Nel giugno dello stesso anno, la situazione peggiora con incontinenza, unita a sforzo e dolore alla minzione, la necessità di usare dei pannoloni e l’impossibilità ad avere un’erezione. Si evidenzia anche un laparocele (un’ernia) postoperatorio nella regione addominale, sede del posizionamento del drenaggio. Nessun beneficio dal trattamento farmacologico.
Le responsabilità mediche
Come indicato nel verbale post-operatorio, durante l’intervento si è verificata una lesione della capsula prostatica che però non è stata riparata e che ha comportato una seconda operazione. Fin dalle dimissioni poi il quadro clinico non era confortante: incontinenza urinaria, deficit erettivo e laparocele postoperatorio di 3×3 cm. Si tratta di un’ernia o protrusione dei visceri dell’addome per un difetto della parete addominale conseguente a un intervento chirurgico.
La CTU evidenza che, nonostante la scelta di operare un’ipertrofia prostatica benigna sia condivisibile anche dalle linee guida della Società Italiana di Urologia, la mancata esecuzione di una biopsia ha rappresentato un grosso limite. Una biopsia prostatica è, infatti, l’unico esame che consente di distinguere una patologia benigna da una maligna o neoplastica. I medici in questo senso sono stati un po’ imprudenti nel proporre direttamente l’enucleazione prostatica, cioè l’asportazione di un adenoma della prostata (ossia una porzione della ghiandola ingrossata che ostruisce l’uretra e ostacola la minzione).
Tra le possibili complicanze di un tale intervento ci sono incontinenza urinaria e/o disfunzione erettile, sintomi temporanei che solitamente si risolvono in alcune settimane. Tuttavia, l’incontinenza urinaria era già presente prima dell’operazione e la disfunzione erettile non è supportata da documentazione medica.
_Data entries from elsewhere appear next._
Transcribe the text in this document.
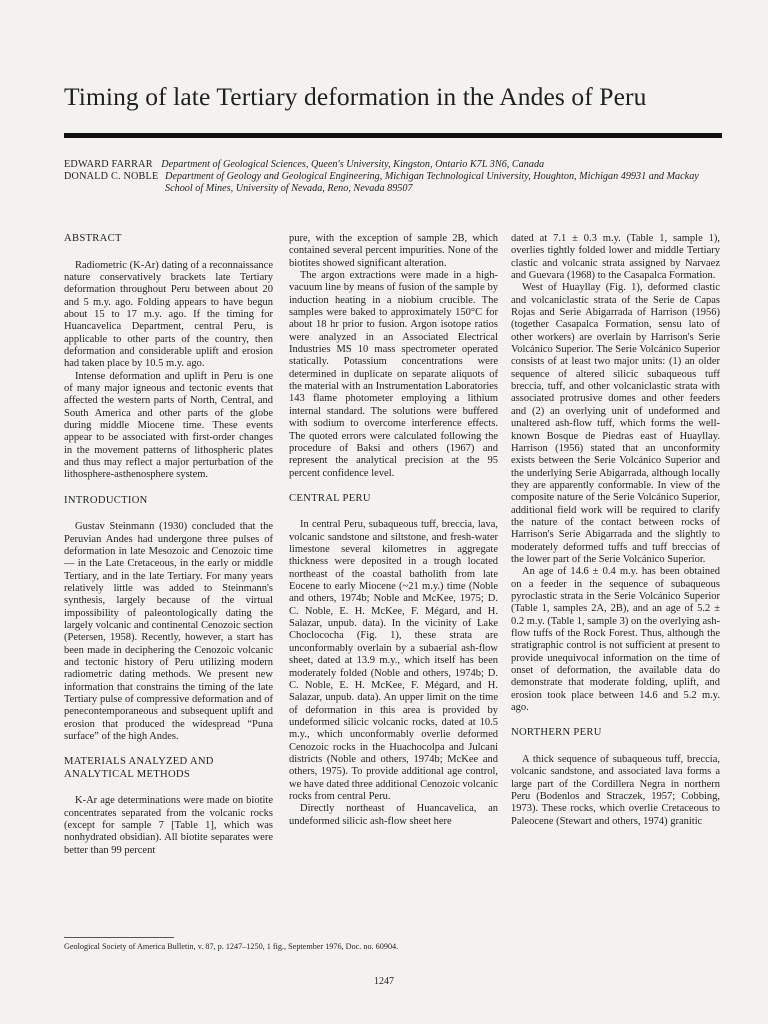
Timing of late Tertiary deformation in the Andes of Peru

EDWARD FARRAR Department of Geological Sciences, Queen's University, Kingston, Ontario K7L 3N6, Canada

DONALD C. NOBLE Department of Geology and Geological Engineering, Michigan Technological University, Houghton, Michigan 49931 and Mackay School of Mines, University of Nevada, Reno, Nevada 89507

ABSTRACT

Radiometric (K-Ar) dating of a reconnaissance nature conservatively brackets late Tertiary deformation throughout Peru between about 20 and 5 m.y. ago. Folding appears to have begun about 15 to 17 m.y. ago. If the timing for Huancavelica Department, central Peru, is applicable to other parts of the country, then deformation and considerable uplift and erosion had taken place by 10.5 m.y. ago.

Intense deformation and uplift in Peru is one of many major igneous and tectonic events that affected the western parts of North, Central, and South America and other parts of the globe during middle Miocene time. These events appear to be associated with first-order changes in the movement patterns of lithospheric plates and thus may reflect a major perturbation of the lithosphere-asthenosphere system.

INTRODUCTION

Gustav Steinmann (1930) concluded that the Peruvian Andes had undergone three pulses of deformation in late Mesozoic and Cenozoic time — in the Late Cretaceous, in the early or middle Tertiary, and in the late Tertiary. For many years relatively little was added to Steinmann's synthesis, largely because of the virtual impossibility of paleontologically dating the largely volcanic and continental Cenozoic section (Petersen, 1958). Recently, however, a start has been made in deciphering the Cenozoic volcanic and tectonic history of Peru utilizing modern radiometric dating methods. We present new information that constrains the timing of the late Tertiary pulse of compressive deformation and of penecontemporaneous and subsequent uplift and erosion that produced the widespread “Puna surface” of the high Andes.

MATERIALS ANALYZED AND ANALYTICAL METHODS

K-Ar age determinations were made on biotite concentrates separated from the volcanic rocks (except for sample 7 [Table 1], which was nonhydrated obsidian). All biotite separates were better than 99 percent

pure, with the exception of sample 2B, which contained several percent impurities. None of the biotites showed significant alteration.

The argon extractions were made in a high-vacuum line by means of fusion of the sample by induction heating in a niobium crucible. The samples were baked to approximately 150°C for about 18 hr prior to fusion. Argon isotope ratios were analyzed in an Associated Electrical Industries MS 10 mass spectrometer operated statically. Potassium concentrations were determined in duplicate on separate aliquots of the material with an Instrumentation Laboratories 143 flame photometer employing a lithium internal standard. The solutions were buffered with sodium to overcome interference effects. The quoted errors were calculated following the procedure of Baksi and others (1967) and represent the analytical precision at the 95 percent confidence level.

CENTRAL PERU

In central Peru, subaqueous tuff, breccia, lava, volcanic sandstone and siltstone, and fresh-water limestone several kilometres in aggregate thickness were deposited in a trough located northeast of the coastal batholith from late Eocene to early Miocene (~21 m.y.) time (Noble and others, 1974b; Noble and McKee, 1975; D. C. Noble, E. H. McKee, F. Mégard, and H. Salazar, unpub. data). In the vicinity of Lake Choclococha (Fig. 1), these strata are unconformably overlain by a subaerial ash-flow sheet, dated at 13.9 m.y., which itself has been moderately folded (Noble and others, 1974b; D. C. Noble, E. H. McKee, F. Mégard, and H. Salazar, unpub. data). An upper limit on the time of deformation in this area is provided by undeformed silicic volcanic rocks, dated at 10.5 m.y., which unconformably overlie deformed Cenozoic rocks in the Huachocolpa and Julcani districts (Noble and others, 1974b; McKee and others, 1975). To provide additional age control, we have dated three additional Cenozoic volcanic rocks from central Peru.

Directly northeast of Huancavelica, an undeformed silicic ash-flow sheet here

dated at 7.1 ± 0.3 m.y. (Table 1, sample 1), overlies tightly folded lower and middle Tertiary clastic and volcanic strata assigned by Narvaez and Guevara (1968) to the Casapalca Formation.

West of Huayllay (Fig. 1), deformed clastic and volcaniclastic strata of the Serie de Capas Rojas and Serie Abigarrada of Harrison (1956) (together Casapalca Formation, sensu lato of other workers) are overlain by Harrison's Serie Volcánico Superior. The Serie Volcánico Superior consists of at least two major units: (1) an older sequence of altered silicic subaqueous tuff breccia, tuff, and other volcaniclastic strata with associated protrusive domes and other feeders and (2) an overlying unit of undeformed and unaltered ash-flow tuff, which forms the well-known Bosque de Piedras east of Huayllay. Harrison (1956) stated that an unconformity exists between the Serie Volcánico Superior and the underlying Serie Abigarrada, although locally they are apparently conformable. In view of the composite nature of the Serie Volcánico Superior, additional field work will be required to clarify the nature of the contact between rocks of Harrison's Serie Abigarrada and the slightly to moderately deformed tuffs and tuff breccias of the lower part of the Serie Volcánico Superior.

An age of 14.6 ± 0.4 m.y. has been obtained on a feeder in the sequence of subaqueous pyroclastic strata in the Serie Volcánico Superior (Table 1, samples 2A, 2B), and an age of 5.2 ± 0.2 m.y. (Table 1, sample 3) on the overlying ash-flow tuffs of the Rock Forest. Thus, although the stratigraphic control is not sufficient at present to provide unequivocal information on the time of onset of deformation, the available data do demonstrate that moderate folding, uplift, and erosion took place between 14.6 and 5.2 m.y. ago.

NORTHERN PERU

A thick sequence of subaqueous tuff, breccia, volcanic sandstone, and associated lava forms a large part of the Cordillera Negra in northern Peru (Bodenlos and Straczek, 1957; Cobbing, 1973). These rocks, which overlie Cretaceous to Paleocene (Stewart and others, 1974) granitic

Geological Society of America Bulletin, v. 87, p. 1247–1250, 1 fig., September 1976, Doc. no. 60904.
1247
Pertanto la CTU segnala che non vi sono prove che si tratti di eventi imputabili direttamente all’operazione.
Il discorso però cambia per la presenza dell’ernia (laparocele) nella regione ombelicale, in corrispondenza della cicatrice chirurgica per inserire il drenaggio. Non c’è stata quindi una corretta e accurata esecuzione tecnica della sutura degli strati della parete addominale, attribuibile all’operato del chirurgo.
La vertenza con il nosocomio bolognese si chiude in via bonaria con il riconoscimento del danno iatrogeno (dovuto cioè a imperizia medica) pari a euro 38.166,00.